Cristina se esforzaba por demostrarles que los reconocía y que su presencia le era grata. Pero aquellos que la rodeaban sólo veían sus manos que arrugaban la sábana en los estertores de la agonía.

En un momento dado, Cristina vio a Munan. El pequeño la miraba por una puerta entreabierta. Luego retiró la cabeza, y la madre no apartó la mirada esperando que el niño reapareciera por el mismo lugar. Pero quien entró fue la abadesa, que pasó sobre el rostro de Cristina un paño mojado. Aquello también la aliviaba.

Todo desapareció de pronto en una niebla rojiza, y Cristina percibió un ruido ensordecedor que, en un principio, la asustó. Pero el ruido fue calmándose, poco a poco, y la niebla se hizo más ligera y luminosa. Ya no era más que la bruma matinal que precede a la aurora. Y un gran silencio… Cristina supo que se moría.

Sira Eiliv y Ulf Haldorssoen abandonaron juntos a la muerta. A la entrada del patio se detuvieron.

Había nevado. Los que velaban a Cristina mientras libraba su último combate no se habían dado cuenta. La blancura del tejado de la iglesia, frente a ellos, los deslumbró; el campanario se destacaba brillante sobre un cielo plomizo. Una fina capa de nieve blanca cubría los marcos de las ventanas y las cornisas. Los dos hombres parecían titubear al imprimir la huella de sus pasos sobre la nieve limpia del patio.

Aspiraron el aire matinal. Después del olor repugnante que despedía siempre un apestado, aquel aire era suave, fresco, transparente y ligero, como si la nieve recién caída hubiera barrido de la atmósfera la enfermedad y el contagio. En los labios se notaba un gusto a agua de manantial…

La campana empezó a tocar. Sira Eiliv y Ulf levantaron la cabeza para verla moverse detrás de los ventanillos del campanario. Pequeños copos se desprendían a cada movimiento de la campana, giraban y caían en menudas bolas redondas quedándose, a veces, en las bandas negras del tejado.

—Esta nieve no cuajará —observó Ulf.

—No, sin duda se derretirá antes de la noche —contestó el sacerdote.

Entre los desgarrones de las nubes se veía el pálido cielo dorado, y unos tímidos rayos de sol caían, como sin querer, sobre la nieve.

Ulf Haldorssoen dijo en voz baja:

—Estoy pensando, Sira Eiliv, que quiero donar tierras a la Iglesia y el vaso de plata que ella me regaló como recuerdo de Lavrans Bjoergulfssoen, para que se digan misas por ella con regularidad, por mis ahijados y por Erlend, mi pariente.

El sacerdote contestó en el mismo tono, sin mirar a Ulf:

—Me parece que sientes necesidad de dar las gracias a Aquel que te trajo aquí anoche. ¿Eres feliz, verdad, porque has podido venir en su ayuda?

—Es cierto —afirmó Ulf Haldorssoen.

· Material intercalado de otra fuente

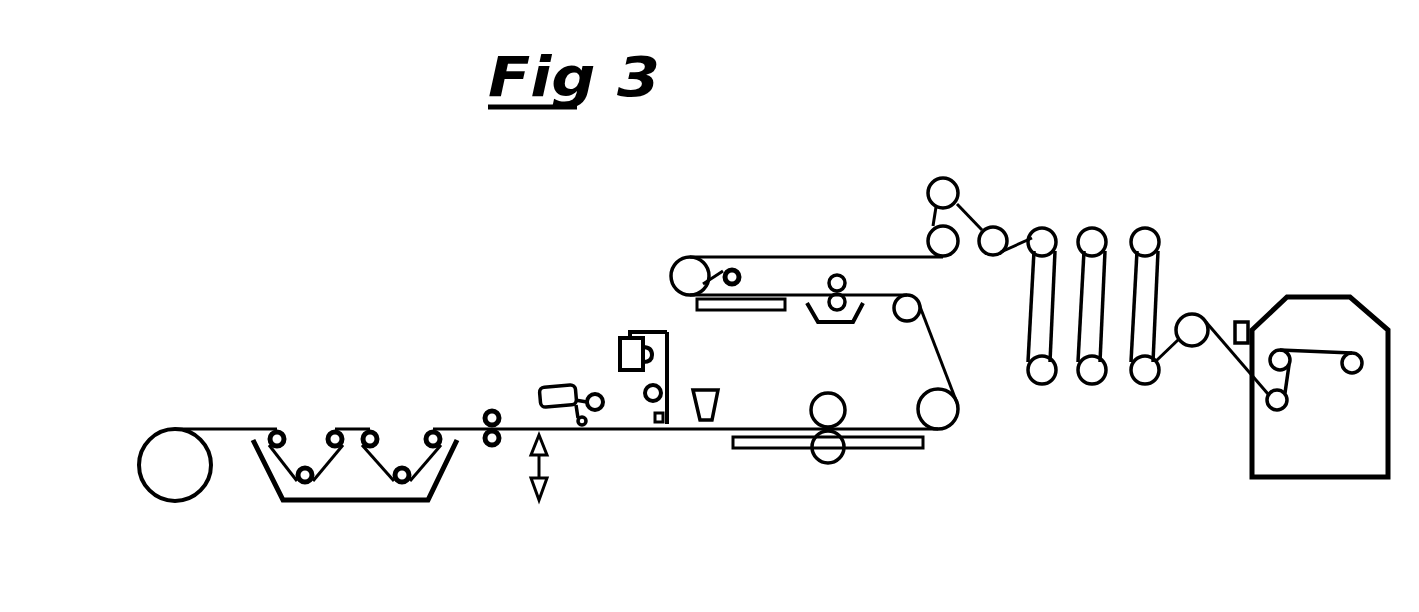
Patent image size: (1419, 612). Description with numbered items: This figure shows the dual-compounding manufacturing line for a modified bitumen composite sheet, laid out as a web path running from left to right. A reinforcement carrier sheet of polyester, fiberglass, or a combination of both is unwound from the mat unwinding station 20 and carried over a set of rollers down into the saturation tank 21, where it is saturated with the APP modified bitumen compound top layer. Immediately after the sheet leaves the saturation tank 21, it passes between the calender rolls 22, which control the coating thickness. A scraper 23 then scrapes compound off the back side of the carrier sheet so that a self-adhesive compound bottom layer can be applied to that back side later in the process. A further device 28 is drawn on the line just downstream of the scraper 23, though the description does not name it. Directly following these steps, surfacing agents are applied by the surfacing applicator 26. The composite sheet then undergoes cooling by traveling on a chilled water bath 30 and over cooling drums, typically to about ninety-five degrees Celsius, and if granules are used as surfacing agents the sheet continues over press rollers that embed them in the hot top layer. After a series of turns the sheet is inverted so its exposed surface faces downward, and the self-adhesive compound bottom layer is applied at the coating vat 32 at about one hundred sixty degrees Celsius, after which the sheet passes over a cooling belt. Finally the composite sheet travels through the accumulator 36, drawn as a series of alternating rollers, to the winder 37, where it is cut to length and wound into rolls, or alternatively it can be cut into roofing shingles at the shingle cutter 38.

The mat unwinding station 20 is at (157, 487).
The saturation tank 21 is at (353, 485).
The calender rolls 22 is at (485, 410).
The scraper 23 is at (534, 490).
The surfacing applicator 26 is at (706, 386).
The coating applicator 28 is at (558, 384).
The chilled water bath 30 is at (873, 453).
The coating vat 32 is at (862, 313).
The accumulator 36 is at (1043, 228).
The winder 37 is at (1243, 318).
The shingle cutter 38 is at (1344, 427).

Luego añadió con ligera sonrisa—: Y ahora, padre, casi me arrepiento de no haber pretendido con ella ser más que un amigo.

—Es estúpido perder el tiempo en arrepentimientos tan inútiles.

—¿Qué quieres decir?

—Quiero decir que sólo es útil el arrepentimiento del propio pecado.

—No acabo de entenderte.

—Nadie es bueno sin Dios, nada bueno podemos hacer sin Él. Es, pues, inútil lamentar una buena acción, Ulf. El bien que hayas hecho permanecerá aunque se derrumben las montañas.

—Claro, claro; es que no te sigo bien, Sira Eiliv, porque estoy cansado.

—Y también tendrás hambre; ven conmigo a la cocina.

—Gracias, no tengo ganas de comer —murmuró Ulf.

—No obstante, es mejor que tomes algo —y Sira Eiliv apoyó su mano sobre el brazo de Ulf. Así cruzaron el patio para ir a la cocina.

Casi sin pensarlo, andaban con tanta ligereza y tanta suavidad como podían sobre la nieve recién caída.